PS: Sali - bo tak nazywa się kobyłka - ma się lepiej, jest cały czas pod fachową opieką i na pewno nie wróci do stajni oprawców.
Ok. Może chłopak ma wyrzuty sumienia i uważam, że słusznie. Nic moim zdaniem nie zwalnia go z odpowiedzialności za stworzenie, które wziął pod swoją opiekę.
Pytanie tylko- jakiemu następnemu fachowcowi tym razem zaufa  🙄

adrianna32 to miałaś sporo szczęścia w nieszczęściu. Dobrze, że nic mu się nie stało podczas tych upadków.
karesowa   Rude jest piękne!
07 czerwca 2010 20:48
Ja sama byłam świadkiem jak w jednej ze stajni ładowali dopiero co zakupionego konia żeby przewieź do stajni docelowej. Po godzinie przewoźnik mocno zdenerwowany zaczynał był agresywny wobec konia, najpierw szarpał i przeklinał, potem "zachęcał bacikiem", ale gdy nic nie skutkowało zaczął konia kopać po brzuchu... w tym momencie wkroczyła mama dziewczyny dla której koń został kupiony (dodam iż osoba ta była zupełnym laikiem) i powiedziała że ma natychmiast przestać i jak tak ma się zachowywać to może wracać z pustą przyczepą...kobieta widziała że przegiął i choć ten jej wmawiał iż tak się robi z "trudnymi" końmi ta stała twardo przy swoim. Myślę więc że niedoświadczenie i bark wiedzy nie tłumaczy tego przypadku, bo inny laik potrafił stwierdzić że nie tędy droga i że nie tak ma to wyglądać.
adrianna32   oni wojne pokazuja a o pokoj walcza
07 czerwca 2010 20:56
Ja za drugim razem poprosilam o zastrzyk, nie moglam byc bylam chora ale byl moj facet. Poszlo w 3 minuty! Facet wzial konia trykal jakos na niego, dal zastrzyk nakrecil ucho i kon wlazl! Bez problemu, wolalam zaplacic za zastrzyk niz doswiadczyc znowu czegos podobnego. Nam juz tyle w zupelnosci wystarczylo...  👿 Pseudo przewoznik profesjonalista, a zazyczyl sobie tyle ze hoho.  👿

PS: Sali - bo tak nazywa się kobyłka - ma się lepiej, jest cały czas pod fachową opieką i na pewno nie wróci do stajni oprawców.
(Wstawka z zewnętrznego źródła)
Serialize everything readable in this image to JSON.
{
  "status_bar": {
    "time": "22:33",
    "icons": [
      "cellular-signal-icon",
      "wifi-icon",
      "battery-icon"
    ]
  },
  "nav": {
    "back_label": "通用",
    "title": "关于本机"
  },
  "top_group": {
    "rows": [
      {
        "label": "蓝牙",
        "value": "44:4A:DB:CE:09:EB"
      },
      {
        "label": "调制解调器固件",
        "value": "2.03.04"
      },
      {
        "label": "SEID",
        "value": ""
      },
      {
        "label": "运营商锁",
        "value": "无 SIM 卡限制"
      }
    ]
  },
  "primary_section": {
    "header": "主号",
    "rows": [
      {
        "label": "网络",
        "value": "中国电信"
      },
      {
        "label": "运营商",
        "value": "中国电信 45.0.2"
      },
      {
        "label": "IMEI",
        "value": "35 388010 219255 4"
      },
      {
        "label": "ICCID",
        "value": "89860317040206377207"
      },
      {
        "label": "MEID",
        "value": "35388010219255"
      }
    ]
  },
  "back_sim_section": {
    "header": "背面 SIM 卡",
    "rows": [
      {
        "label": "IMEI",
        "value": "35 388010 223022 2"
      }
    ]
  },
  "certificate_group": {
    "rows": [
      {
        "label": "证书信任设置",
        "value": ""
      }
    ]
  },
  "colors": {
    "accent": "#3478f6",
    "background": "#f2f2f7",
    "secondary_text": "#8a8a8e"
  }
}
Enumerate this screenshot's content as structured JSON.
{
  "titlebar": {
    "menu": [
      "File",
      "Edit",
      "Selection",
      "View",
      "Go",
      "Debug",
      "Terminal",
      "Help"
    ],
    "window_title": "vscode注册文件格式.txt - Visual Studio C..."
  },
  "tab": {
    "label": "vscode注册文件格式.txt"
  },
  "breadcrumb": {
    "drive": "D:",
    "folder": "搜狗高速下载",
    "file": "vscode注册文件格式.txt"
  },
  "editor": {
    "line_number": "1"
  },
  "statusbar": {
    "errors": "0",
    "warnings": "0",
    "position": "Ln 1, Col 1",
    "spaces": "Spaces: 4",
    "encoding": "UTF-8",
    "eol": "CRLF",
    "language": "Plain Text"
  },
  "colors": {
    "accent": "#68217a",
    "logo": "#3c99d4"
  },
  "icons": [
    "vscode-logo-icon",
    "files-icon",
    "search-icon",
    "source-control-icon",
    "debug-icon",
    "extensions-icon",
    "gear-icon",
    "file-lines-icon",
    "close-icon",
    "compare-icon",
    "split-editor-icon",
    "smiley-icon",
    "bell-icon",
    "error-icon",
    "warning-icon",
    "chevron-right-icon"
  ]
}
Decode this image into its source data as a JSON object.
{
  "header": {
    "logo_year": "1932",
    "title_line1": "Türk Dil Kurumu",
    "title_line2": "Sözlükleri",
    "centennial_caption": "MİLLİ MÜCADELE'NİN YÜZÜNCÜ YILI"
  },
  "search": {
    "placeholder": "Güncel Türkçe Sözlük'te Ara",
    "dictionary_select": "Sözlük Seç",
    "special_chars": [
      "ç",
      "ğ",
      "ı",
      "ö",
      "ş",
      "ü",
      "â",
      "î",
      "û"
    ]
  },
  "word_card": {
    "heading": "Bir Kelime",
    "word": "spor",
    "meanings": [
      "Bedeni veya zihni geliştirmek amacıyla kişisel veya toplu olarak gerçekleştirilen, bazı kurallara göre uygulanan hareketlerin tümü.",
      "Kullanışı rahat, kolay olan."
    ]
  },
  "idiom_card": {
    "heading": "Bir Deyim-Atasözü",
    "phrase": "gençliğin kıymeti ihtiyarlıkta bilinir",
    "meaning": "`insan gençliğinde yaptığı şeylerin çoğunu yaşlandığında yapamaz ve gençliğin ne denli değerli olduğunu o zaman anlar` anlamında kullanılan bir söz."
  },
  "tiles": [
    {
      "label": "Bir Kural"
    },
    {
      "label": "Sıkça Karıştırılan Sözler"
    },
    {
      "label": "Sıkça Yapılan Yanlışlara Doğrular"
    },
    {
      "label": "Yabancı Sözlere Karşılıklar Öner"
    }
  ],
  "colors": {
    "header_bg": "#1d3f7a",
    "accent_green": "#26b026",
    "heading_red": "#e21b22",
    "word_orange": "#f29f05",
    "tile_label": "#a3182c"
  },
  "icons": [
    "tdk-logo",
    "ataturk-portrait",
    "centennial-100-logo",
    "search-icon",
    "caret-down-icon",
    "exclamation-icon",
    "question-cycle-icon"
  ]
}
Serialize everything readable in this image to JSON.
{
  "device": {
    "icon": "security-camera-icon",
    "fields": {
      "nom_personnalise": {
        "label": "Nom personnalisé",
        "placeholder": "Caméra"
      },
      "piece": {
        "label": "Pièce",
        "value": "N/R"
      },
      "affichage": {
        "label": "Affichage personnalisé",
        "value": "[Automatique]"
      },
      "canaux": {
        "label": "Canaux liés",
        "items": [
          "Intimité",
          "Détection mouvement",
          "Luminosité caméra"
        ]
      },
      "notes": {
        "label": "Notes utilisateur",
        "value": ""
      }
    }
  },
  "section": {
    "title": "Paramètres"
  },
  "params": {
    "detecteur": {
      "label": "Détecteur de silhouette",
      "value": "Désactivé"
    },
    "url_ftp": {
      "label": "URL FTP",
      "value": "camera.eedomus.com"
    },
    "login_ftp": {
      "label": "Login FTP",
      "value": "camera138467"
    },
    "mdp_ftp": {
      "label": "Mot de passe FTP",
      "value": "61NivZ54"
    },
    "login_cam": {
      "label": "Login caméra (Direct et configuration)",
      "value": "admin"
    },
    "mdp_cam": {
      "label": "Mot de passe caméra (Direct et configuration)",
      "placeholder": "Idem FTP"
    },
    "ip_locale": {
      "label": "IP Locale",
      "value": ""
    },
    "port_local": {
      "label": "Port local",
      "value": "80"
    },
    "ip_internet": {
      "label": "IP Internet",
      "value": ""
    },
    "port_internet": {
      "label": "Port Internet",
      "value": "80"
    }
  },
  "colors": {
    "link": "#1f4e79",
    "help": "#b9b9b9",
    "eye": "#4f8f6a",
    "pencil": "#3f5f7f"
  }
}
w Udorzu już jej się na pewno krzywda nie stanie...
mtl   I M Equestrian
07 czerwca 2010 21:43
sprawą zainteresował się małopolski związek jeździecki

Uprzejmie proszę p. Sławka, właściciela Sali oraz innych świadków o kontakt mailowy celem umówienia spotkania - sprawą zainteresowała się redakcja Konia Polskiego oraz program UWAGA z TVN. Ponieważ odbieram w tej kwestii masę telefonów jako wiceprezes Małopolskiego Związku Jeździeckiego, chciałbym znać sprawę z "pierwszej ręki" i doprowadzić do ukarania sprawców i inspiratorów tego haniebnego "wyczynu" oraz umożliwić bezpośredni kontakt przedstawicielom mediów.
adrianna32   oni wojne pokazuja a o pokoj walcza
07 czerwca 2010 21:47
mtl super oby tylko to bylo prawda! Im wiekszy krzyk tym wieksza reakcja!  👿
karesowa   Rude jest piękne!
07 czerwca 2010 21:50
sprawą zainteresował się małopolski związek jeździecki

I bardzo dobrze!!! Może przy okazji ujawnione zostaną inne fakty i incydenty  z życia tej stajni... bo lista incydentów i nieprawidłowości w owej stajni jest bardzo długa.
W tej sprawie zastanawia mnie jeszcze jedno: widzę po wpisach, m. in. w księdze gości tej stajni i na re-volcie, że w tej stajni już wcześniej źle się działo. Więc dlaczego nikt tego nie zgłosił? Czy musi wydarzyć się tragedia, żeby ludzie za to odpowiedzialni ponieśli konsekwencje? Dlaczego nie zgłaszamy takich spraw do TOZ-u i na policję?
Polak mądry po szkodzie, niestety.
adrianna32   oni wojne pokazuja a o pokoj walcza
07 czerwca 2010 22:08
bostonka musialo to byc zgloszone poniewaz przyjechala fundacja. Ale sprawa ucichla, nie zdarzyla sie taka tragedia, zeby zostalo to tak rozgloszone na cala Pl. Poza tym uklady tez maja wieeelkie. Wiec nawet jesli wlasciciel byl swiadom tego co sie stalo nic nie mogl zrobic.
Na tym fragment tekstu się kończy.